Birmingham Repertory Theatre Studio: Peter Eötvös – The Golden Dragon

by 5:4


Let’s start at the end. It would be easy to fall into the trap of mistaking Peter Eötvös‘ music theatre piece The Golden Dragon, currently touring the UK in a production by Music Theatre Wales, as a serious, even moving piece. Or, rather, not mistaking it for that (few people, one hopes, are so easily duped), but feeling compelled to regard in that way, as by the end of its 90-minute duration the piece makes very clear that that is what was always intended. In some respects, the subject matter isn’t funny: an illegal immigrant worker – referred to as ‘The Little One’ (played by Llio Evans) – in the titular Asian restaurant develops an excruciating toothache, the tooth is forcefully extracted by the chefs (Lucy Schaufer, Andrew Mackenzie Wicks, Daniel Norman and Johnny Herford), The Little One bleeds profusely and dies, and his body is then chucked into a river. But don’t misunderstand me: when i say the subject matter isn’t funny – and it really isn’t – that’s not because, by contrast, it’s serious either. Everything about the narrative – which is derived from an original play by Roland Schimmelpfennig – is ludicrous to the point of absurdity. Apropos: the work’s primary thread is embellished with various secondary ones of varying frivolity, concerning a pair of stewardesses having a meal, a granddaughter becoming pregnant to the enraged indignation of her boyfriend, and – i’m really not making this up – an ant acting as a pimp, sexually exploiting a cricket.

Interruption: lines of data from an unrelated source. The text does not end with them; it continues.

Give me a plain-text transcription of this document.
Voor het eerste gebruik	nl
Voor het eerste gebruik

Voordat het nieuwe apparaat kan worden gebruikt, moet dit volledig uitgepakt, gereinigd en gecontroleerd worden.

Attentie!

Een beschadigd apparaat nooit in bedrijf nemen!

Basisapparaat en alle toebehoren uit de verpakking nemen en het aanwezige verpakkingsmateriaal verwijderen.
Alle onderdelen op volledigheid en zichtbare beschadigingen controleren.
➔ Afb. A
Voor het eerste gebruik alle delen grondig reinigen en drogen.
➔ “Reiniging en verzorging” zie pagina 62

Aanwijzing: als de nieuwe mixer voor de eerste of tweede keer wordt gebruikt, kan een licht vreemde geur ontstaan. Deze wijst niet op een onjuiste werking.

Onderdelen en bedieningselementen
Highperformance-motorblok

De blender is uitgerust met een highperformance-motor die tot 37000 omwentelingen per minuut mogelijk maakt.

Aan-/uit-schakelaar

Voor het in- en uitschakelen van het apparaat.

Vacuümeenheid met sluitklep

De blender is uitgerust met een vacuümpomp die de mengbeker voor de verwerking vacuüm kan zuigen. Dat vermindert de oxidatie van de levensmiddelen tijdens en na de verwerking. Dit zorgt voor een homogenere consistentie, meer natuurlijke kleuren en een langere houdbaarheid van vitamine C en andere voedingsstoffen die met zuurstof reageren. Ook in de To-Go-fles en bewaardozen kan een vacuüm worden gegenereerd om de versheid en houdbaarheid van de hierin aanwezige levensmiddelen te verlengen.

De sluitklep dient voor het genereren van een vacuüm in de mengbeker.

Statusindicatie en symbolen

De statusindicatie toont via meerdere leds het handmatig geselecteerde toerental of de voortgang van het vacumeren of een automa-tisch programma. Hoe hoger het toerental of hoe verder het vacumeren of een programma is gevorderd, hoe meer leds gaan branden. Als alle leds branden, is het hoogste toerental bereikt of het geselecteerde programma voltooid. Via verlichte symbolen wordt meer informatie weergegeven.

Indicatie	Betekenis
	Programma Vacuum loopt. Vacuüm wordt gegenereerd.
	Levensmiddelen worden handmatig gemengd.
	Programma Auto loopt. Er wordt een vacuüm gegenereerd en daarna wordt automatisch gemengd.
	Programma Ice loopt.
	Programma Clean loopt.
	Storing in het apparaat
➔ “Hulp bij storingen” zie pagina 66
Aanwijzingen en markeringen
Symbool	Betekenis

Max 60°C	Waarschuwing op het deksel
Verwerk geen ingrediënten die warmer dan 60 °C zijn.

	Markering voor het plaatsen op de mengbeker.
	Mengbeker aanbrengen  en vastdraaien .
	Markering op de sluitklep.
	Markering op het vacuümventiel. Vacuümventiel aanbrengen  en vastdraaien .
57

For the first two-thirds of the piece, Eötvös positively revels in the utter silliness, creating not so much an opera buffa as a farsa grossolana. The singers mug for the audience as though their lives depend on it, so over-the-top that it brings to mind the world of earlier 20th century comedy, particularly Chaplin, Laurel and Hardy and The Three Stooges. This comedic stance is emphatically reinforced by the relationship between words and music. Throughout the first two parts, there’s no sense at all of an underlying musical plan or scheme or direction that gives rise to the material emanating from the voices of the protagonists. Instead, the singers are undeniably running the show: just like a cartoon, the music slavishly follows the surface-level mayhem taking place, providing an ephemeral underscore that serves only an immediate purpose. It crashes, it bangs, it wallops; there are growls and hoots and even something akin to a cup-muted ‘wa-wa-waaaah’ moment. Nothing about it is remotely memorable. Throw in a recurring spoken refrain from the instrumentalists – either “long pause” or “short pause”, indicating a temporary hiatus in the action – that becomes increasingly irritating, and you’ve got something that seeks to be funny and, here and there, just about manages to achieve something close to it.

None of this would matter in the slightest if, in its third part, The Golden Dragon didn’t seek to reach beyond all this and cast a more sombre light on its narrative. The trouble is, it does, yet while there is a putative underlying theme (but not a message) about exploitation, in the context of such demonstratively cartoonish slapstick, its violence rings as true and is as concomitantly moving as the violence in a Tom and Jerry skit. Its characters are not so much archetypes as caricatures, and the hypothetical horror of their situations has been trivialised, and rendered implausible and inert. There are, admittedly, some sequences in the third and final part where Eötvös’ music becomes very beautiful, tapping into a strain of lyricism that, although contextually alien, feels fittingly affecting. If it works, it works in the way that US sitcoms inject moments of pathos into their storylines; we’re not exactly convinced of the pain felt by the characters because that’s not the point, but we’re prepared to go along with it on the assumption that there’ll be another laugh any minute now. But in The Golden Dragon, there are no more laughs to be had, it really does now want to be taken seriously. Yet to do so wouldn’t merely be a concession too far, it would involve retconning everything that went before as not, in fact, brash, jolly japes but the surface filigree of something more sinister and meaningful that was supposedly lurking there all along. This is simply not plausible, asking way too much both of the music and, indeed, of us. Perhaps it’s not just the characters on stage who are being exploitative.